You can submit on the ATLAS patches tracker. It will really help me evaluate them if for each patch, you describe what problem you are fixing, and some idea of how you fix it (just looking at the code doesn't always tell me). Have each patch be as discrete as possible.
Thanks!
Clint
Hello Clint,
Bad luck. this bug is still open but seems to occur less ...
I had the problem twice again.
As usual, I am using Debian build infrastructure.
https://buildd.debian.org/build.cgi?pkg=atlas
With the version 3.8.3-22 under hppa, it failed while it worked with 3.8.3-21.
and alpha 3.8.3-21 & 3.8.3-22
Sounds like Gentoo might have also this issue:
http://bugs.gentoo.org/show_bug.cgi?id=303185
Thanks
PS: I also see this problem with the build under 64bits (amd64) between version 3.8.3-20 (good) & 3.8.3-21 (failed) but it might be related to a too old CPU on the build chain.
Bummer. Now I've got to wait another epoch until I can reproduce the problem :(
Is there anyway I can help you here ?
You could try 3.9.25 if you like. The fix on the stable was a back-port of a fix for the developer. If the developer always works, then at least I know I just didn't backport everything. If the developer fails as well, then I've still got the bug everywhere . . .
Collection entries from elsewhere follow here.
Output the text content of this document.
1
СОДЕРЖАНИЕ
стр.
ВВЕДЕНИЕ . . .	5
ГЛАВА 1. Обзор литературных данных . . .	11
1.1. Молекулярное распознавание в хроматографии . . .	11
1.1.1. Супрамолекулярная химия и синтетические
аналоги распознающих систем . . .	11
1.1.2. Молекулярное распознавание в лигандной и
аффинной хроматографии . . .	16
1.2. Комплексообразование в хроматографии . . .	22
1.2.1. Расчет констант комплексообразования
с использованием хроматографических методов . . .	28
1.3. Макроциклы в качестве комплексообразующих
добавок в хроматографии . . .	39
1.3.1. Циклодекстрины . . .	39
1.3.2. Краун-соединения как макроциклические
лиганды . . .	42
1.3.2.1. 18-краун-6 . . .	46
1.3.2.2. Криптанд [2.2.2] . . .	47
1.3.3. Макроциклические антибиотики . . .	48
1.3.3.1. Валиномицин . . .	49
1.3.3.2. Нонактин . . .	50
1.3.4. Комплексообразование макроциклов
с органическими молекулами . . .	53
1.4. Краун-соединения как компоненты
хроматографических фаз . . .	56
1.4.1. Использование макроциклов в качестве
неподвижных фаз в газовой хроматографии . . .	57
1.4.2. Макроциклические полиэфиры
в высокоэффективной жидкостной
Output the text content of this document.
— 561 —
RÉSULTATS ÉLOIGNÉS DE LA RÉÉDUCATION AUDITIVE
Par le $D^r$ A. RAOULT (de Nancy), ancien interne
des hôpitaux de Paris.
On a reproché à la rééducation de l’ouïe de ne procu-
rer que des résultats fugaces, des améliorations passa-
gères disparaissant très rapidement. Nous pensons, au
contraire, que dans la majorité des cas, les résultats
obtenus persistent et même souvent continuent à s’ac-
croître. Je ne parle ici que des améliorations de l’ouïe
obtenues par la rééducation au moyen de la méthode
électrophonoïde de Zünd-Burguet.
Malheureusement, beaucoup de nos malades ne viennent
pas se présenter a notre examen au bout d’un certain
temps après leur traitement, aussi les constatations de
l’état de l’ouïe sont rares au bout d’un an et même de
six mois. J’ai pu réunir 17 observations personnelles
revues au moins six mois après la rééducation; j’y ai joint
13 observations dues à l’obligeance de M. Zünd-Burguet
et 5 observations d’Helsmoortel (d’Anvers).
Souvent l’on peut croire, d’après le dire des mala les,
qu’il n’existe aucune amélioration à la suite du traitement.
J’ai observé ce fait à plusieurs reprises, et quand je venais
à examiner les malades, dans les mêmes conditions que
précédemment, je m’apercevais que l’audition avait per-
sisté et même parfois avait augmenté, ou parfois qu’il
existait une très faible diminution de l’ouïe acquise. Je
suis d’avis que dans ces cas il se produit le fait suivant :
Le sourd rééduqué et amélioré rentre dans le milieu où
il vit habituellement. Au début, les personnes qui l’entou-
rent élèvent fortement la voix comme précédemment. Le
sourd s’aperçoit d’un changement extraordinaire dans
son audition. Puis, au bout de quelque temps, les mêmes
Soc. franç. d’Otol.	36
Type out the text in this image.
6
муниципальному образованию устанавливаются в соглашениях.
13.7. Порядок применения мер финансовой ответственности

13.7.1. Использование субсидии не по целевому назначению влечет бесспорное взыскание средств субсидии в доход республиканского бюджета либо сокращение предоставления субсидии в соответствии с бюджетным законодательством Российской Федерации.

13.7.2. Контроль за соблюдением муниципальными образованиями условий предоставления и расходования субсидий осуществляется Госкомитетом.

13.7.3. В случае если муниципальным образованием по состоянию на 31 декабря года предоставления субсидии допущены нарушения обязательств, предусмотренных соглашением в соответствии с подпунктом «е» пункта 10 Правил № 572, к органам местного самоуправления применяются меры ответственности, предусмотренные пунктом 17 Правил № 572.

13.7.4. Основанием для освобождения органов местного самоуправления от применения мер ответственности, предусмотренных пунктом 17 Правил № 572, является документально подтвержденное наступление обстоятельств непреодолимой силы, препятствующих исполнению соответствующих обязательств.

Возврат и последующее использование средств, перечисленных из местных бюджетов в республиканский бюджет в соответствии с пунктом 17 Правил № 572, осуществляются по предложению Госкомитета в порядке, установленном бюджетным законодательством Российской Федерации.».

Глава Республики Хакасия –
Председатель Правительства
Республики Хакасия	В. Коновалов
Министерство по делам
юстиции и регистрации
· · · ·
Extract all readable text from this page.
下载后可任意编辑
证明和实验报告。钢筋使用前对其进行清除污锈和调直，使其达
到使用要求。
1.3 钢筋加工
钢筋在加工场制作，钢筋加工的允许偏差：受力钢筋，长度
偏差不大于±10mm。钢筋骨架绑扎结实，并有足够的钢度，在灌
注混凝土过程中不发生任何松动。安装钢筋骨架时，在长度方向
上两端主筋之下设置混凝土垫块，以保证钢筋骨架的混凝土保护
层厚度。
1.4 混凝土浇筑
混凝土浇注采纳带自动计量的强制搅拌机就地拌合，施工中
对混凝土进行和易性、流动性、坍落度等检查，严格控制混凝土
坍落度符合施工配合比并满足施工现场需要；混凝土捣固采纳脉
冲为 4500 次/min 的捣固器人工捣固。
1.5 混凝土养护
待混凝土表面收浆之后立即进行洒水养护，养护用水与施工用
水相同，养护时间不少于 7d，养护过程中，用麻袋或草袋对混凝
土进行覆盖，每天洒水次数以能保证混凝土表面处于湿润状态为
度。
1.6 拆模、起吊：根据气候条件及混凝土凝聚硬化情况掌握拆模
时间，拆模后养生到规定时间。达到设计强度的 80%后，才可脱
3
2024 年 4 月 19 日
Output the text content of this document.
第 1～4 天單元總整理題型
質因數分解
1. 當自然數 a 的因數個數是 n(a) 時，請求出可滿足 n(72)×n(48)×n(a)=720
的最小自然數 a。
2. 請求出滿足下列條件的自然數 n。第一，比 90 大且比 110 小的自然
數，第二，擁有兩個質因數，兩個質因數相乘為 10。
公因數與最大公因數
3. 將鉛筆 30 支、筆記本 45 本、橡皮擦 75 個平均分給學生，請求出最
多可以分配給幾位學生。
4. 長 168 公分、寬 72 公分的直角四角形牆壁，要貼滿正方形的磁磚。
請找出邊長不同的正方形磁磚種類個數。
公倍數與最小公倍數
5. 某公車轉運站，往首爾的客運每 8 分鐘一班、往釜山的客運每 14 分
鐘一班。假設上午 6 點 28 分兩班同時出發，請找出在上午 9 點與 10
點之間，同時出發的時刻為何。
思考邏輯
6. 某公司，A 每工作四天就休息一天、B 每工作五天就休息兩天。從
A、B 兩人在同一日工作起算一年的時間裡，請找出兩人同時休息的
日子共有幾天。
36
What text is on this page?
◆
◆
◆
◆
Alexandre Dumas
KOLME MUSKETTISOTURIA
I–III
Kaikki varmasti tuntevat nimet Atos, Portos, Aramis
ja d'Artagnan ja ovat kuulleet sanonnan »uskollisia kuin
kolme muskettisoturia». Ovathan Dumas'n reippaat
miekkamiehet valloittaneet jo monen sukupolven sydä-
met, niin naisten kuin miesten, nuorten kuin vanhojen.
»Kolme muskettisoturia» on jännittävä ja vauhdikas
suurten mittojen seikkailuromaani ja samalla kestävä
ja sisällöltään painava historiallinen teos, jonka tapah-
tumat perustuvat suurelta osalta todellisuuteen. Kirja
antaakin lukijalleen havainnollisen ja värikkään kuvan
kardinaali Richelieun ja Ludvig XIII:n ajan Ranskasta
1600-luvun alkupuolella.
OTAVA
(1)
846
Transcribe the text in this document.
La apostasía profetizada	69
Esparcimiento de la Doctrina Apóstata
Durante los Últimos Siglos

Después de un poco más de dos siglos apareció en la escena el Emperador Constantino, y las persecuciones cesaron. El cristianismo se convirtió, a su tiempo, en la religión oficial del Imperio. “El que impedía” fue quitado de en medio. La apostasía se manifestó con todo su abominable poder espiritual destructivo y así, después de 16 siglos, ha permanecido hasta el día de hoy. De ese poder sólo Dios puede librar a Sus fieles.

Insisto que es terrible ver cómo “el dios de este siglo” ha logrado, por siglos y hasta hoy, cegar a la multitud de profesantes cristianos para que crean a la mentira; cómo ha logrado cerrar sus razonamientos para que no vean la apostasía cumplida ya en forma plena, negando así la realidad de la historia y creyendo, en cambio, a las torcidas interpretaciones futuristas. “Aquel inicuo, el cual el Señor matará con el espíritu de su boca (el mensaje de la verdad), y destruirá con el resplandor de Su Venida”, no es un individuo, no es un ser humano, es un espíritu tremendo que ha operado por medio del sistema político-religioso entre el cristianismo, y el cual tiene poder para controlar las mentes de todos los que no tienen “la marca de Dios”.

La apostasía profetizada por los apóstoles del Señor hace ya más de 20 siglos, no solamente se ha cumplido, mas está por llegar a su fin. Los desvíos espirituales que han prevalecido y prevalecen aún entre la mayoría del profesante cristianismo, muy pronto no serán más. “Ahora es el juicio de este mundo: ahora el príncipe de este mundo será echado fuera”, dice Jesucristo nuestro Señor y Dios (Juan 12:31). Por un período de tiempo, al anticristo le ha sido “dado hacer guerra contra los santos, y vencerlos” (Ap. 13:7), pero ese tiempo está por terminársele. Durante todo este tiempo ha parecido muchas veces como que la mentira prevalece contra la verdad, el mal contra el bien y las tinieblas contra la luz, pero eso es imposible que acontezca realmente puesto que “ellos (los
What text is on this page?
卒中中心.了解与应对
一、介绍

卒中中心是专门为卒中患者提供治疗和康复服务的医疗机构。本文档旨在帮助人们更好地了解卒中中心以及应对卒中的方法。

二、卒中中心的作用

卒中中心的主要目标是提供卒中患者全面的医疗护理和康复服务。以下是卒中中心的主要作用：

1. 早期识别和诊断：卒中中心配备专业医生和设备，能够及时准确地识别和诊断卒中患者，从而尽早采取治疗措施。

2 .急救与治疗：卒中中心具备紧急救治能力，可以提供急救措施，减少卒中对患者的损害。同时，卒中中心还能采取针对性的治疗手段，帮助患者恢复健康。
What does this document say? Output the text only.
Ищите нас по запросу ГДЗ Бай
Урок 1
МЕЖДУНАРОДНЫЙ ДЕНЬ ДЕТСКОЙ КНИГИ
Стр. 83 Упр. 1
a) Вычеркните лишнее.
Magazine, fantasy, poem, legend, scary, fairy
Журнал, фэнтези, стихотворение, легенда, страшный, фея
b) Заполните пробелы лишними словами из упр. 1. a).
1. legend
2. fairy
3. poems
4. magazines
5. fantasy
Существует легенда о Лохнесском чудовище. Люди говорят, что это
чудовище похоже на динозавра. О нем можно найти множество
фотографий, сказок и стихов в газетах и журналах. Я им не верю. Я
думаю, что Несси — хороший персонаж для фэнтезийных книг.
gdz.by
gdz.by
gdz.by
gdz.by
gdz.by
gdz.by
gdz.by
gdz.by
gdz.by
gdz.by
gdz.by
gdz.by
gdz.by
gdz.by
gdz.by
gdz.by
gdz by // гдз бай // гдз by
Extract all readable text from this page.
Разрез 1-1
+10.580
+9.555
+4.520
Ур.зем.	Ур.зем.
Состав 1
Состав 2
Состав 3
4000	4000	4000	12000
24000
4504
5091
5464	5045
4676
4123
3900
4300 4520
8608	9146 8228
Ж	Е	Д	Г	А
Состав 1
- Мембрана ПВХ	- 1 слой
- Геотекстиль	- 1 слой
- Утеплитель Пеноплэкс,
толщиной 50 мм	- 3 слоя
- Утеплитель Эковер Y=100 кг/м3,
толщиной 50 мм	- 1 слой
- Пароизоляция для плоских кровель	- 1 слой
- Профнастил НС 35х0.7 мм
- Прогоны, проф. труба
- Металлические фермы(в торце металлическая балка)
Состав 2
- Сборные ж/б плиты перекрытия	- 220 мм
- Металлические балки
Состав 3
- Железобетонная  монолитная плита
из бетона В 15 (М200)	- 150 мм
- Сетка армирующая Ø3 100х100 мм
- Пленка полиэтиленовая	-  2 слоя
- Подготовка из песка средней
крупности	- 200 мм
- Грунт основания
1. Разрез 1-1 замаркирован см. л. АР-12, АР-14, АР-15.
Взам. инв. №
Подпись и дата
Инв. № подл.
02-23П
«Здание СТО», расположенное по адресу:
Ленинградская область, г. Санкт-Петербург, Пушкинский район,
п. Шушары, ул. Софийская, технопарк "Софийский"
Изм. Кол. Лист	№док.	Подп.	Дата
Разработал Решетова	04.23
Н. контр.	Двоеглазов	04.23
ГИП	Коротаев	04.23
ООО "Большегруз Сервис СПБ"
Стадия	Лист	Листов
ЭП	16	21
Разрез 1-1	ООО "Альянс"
I don't have time to actively look at this bug right now. It still happens only rarely to you, or is it happening frequently now?
Thanks,
Clint
Yes, it happens pretty often. Something like one every 10 to 15 builds.
I could try the 3.9 family but I would have to upload it into Debian to do it... (is this version stable enough ?)
Do you have an ETA of the 3.10 ? (if I wait or not)
Thanks
This code should be fixed, and if not, is going to be eliminated in 3.12. Closing.